Equally, a bank may face a potential conflict of interest by trying to act as both broker and exchange when it internalises an order. As a broker, the bank is supposed to secure the best possible price for its clients. However, the bank has an incentive to conduct the trade on its own books, even if it could achieve a better price in the main market, as it profits from not paying exchange fees. The bank may also raise extra revenues on the difference between the price it conducts the transaction internally and that on the main market.

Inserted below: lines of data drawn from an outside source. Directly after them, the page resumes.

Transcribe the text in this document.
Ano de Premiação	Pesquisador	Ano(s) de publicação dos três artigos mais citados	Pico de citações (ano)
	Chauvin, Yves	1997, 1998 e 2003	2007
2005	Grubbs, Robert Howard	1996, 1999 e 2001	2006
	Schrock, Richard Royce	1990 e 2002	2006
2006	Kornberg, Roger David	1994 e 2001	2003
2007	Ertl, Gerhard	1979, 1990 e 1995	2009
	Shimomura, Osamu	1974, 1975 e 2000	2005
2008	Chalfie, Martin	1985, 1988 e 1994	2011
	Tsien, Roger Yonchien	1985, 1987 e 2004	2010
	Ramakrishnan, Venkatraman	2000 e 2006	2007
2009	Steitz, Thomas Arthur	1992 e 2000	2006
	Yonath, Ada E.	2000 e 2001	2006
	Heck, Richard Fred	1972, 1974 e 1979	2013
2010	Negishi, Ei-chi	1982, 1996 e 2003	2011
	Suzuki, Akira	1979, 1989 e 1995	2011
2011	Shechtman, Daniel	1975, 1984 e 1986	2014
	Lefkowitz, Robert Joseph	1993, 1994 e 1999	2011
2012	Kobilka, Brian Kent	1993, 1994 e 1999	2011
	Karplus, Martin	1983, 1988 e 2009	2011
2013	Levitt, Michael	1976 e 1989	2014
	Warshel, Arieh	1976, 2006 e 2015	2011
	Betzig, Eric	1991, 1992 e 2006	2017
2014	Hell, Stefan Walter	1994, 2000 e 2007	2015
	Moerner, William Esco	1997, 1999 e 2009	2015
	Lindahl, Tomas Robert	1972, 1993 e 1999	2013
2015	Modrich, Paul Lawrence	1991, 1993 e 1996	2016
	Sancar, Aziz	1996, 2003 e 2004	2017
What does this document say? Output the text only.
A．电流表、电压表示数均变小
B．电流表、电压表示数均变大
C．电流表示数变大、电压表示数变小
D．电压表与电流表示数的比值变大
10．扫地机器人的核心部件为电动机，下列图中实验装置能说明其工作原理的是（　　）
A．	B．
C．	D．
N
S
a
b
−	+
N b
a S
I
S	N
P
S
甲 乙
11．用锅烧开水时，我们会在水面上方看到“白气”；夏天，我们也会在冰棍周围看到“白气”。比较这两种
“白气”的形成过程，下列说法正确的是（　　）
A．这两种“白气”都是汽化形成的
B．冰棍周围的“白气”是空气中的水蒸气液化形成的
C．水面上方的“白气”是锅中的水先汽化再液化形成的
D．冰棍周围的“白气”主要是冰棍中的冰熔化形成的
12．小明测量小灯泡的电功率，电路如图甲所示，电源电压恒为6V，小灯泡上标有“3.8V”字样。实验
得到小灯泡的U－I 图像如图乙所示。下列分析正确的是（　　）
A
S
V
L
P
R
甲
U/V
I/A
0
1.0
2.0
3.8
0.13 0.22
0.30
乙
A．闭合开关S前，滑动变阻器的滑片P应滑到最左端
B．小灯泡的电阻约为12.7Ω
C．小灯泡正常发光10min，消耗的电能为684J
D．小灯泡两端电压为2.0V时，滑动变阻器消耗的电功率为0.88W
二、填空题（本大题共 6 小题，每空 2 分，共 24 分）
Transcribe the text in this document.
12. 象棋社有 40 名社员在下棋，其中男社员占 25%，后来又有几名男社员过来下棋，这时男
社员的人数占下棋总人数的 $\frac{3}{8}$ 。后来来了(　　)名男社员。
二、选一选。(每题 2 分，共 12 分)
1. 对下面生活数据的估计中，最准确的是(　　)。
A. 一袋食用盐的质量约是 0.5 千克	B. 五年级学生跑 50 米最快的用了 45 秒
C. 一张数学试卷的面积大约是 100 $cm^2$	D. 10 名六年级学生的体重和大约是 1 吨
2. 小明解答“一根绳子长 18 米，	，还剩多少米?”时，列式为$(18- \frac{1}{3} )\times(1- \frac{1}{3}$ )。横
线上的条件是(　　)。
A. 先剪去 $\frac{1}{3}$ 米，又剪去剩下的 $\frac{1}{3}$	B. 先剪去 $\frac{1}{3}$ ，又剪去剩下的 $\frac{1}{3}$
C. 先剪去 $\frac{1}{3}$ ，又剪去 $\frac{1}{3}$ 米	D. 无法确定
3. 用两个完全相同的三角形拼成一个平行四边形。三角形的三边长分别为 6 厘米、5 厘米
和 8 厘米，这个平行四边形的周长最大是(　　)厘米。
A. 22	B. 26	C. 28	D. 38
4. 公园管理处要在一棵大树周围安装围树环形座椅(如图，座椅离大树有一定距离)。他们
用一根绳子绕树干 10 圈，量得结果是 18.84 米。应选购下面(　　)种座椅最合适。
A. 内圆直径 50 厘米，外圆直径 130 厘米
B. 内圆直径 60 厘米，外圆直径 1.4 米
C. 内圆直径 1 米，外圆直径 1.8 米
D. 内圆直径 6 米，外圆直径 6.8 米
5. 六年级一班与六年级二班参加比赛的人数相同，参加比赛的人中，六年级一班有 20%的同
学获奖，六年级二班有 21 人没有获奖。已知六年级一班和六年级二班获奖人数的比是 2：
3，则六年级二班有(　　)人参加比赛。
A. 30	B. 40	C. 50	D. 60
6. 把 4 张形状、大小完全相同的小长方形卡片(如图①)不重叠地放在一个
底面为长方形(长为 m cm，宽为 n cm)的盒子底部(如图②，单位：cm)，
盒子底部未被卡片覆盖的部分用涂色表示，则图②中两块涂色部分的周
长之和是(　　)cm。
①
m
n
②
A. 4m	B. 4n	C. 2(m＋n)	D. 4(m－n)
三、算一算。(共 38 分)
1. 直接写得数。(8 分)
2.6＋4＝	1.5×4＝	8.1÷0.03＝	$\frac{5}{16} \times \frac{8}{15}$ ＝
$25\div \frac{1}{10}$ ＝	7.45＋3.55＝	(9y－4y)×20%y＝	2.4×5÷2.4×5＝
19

However, the banks argue that they will be able to pass on much of their cost-savings to their customers, further reducing the cost of trading for investors. And they claim that any attempt to restrict internalisation would reduce competition and raise the costs of securities trading in the EU. The two sides have begun a fierce lobbying battle on this issue. The Commission, however, should heed the recommendations of the Lamfalussy Committee on Financial Regulation and resist the temptation to try and provide a comprehensive legislative answer to the internalisation problem. The Lamfalussy Committee stressed that the Commission should concentrate on enshrining broad principles in EU legislation, leaving committees of experts to design flexible detailed rules. Any attempt by the Commission to 'micro-manage' securities regulation would be counter-productive: rigid rulebooks are extremely difficult to enforce and may hamper future innovation in the markets.
The Commission's focus should be on removing the remaining legislative obstacles to cross-border trading - in particular, those clauses which could be used in a protectionist manner. The Commission must also make sure that all firms which operate exchange-based systems - whether they are traditional securities exchanges, new technology-led trading systems or investment banks - compete on a level playing field. Firms which supply similar services should face the same regulatory obligations.
In terms of the internalisation debate, this means the Commission should not intervene to prevent investment banks from transacting orders on their own books. Nor should the Commission try to set out detailed rules for banks which practice internalisation in the revised ISD. Rather, the Committee of European Securities Regulators - the EU's key regulatory group - should, after suitable consultation, establish new rules of conduct for investment banks. In this manner, exchanges and banks can compete fairly for securities transactions, while retail investors can remain confident that banks will not abuse their role as brokers.
Above all, however, the successful reframing of the ISD will depend on member-states playing a constructive role. The US corporate scandals may furnish member-states with an excuse to preserve some protectionist features of the ISD, dressed up as 'investor protection'. In particular, member-states may attempt to hold on to their catch all powers to intervene for the 'general good'. However, any moves to restrict cross-border competition in European securities markets could increase the costs of trading for all investors and raise the cost of capital for business. EU governments should remember the commitment they made at the Lisbon summit in spring 2000 and endeavour to complete the legal framework for a single market in securities by 2005.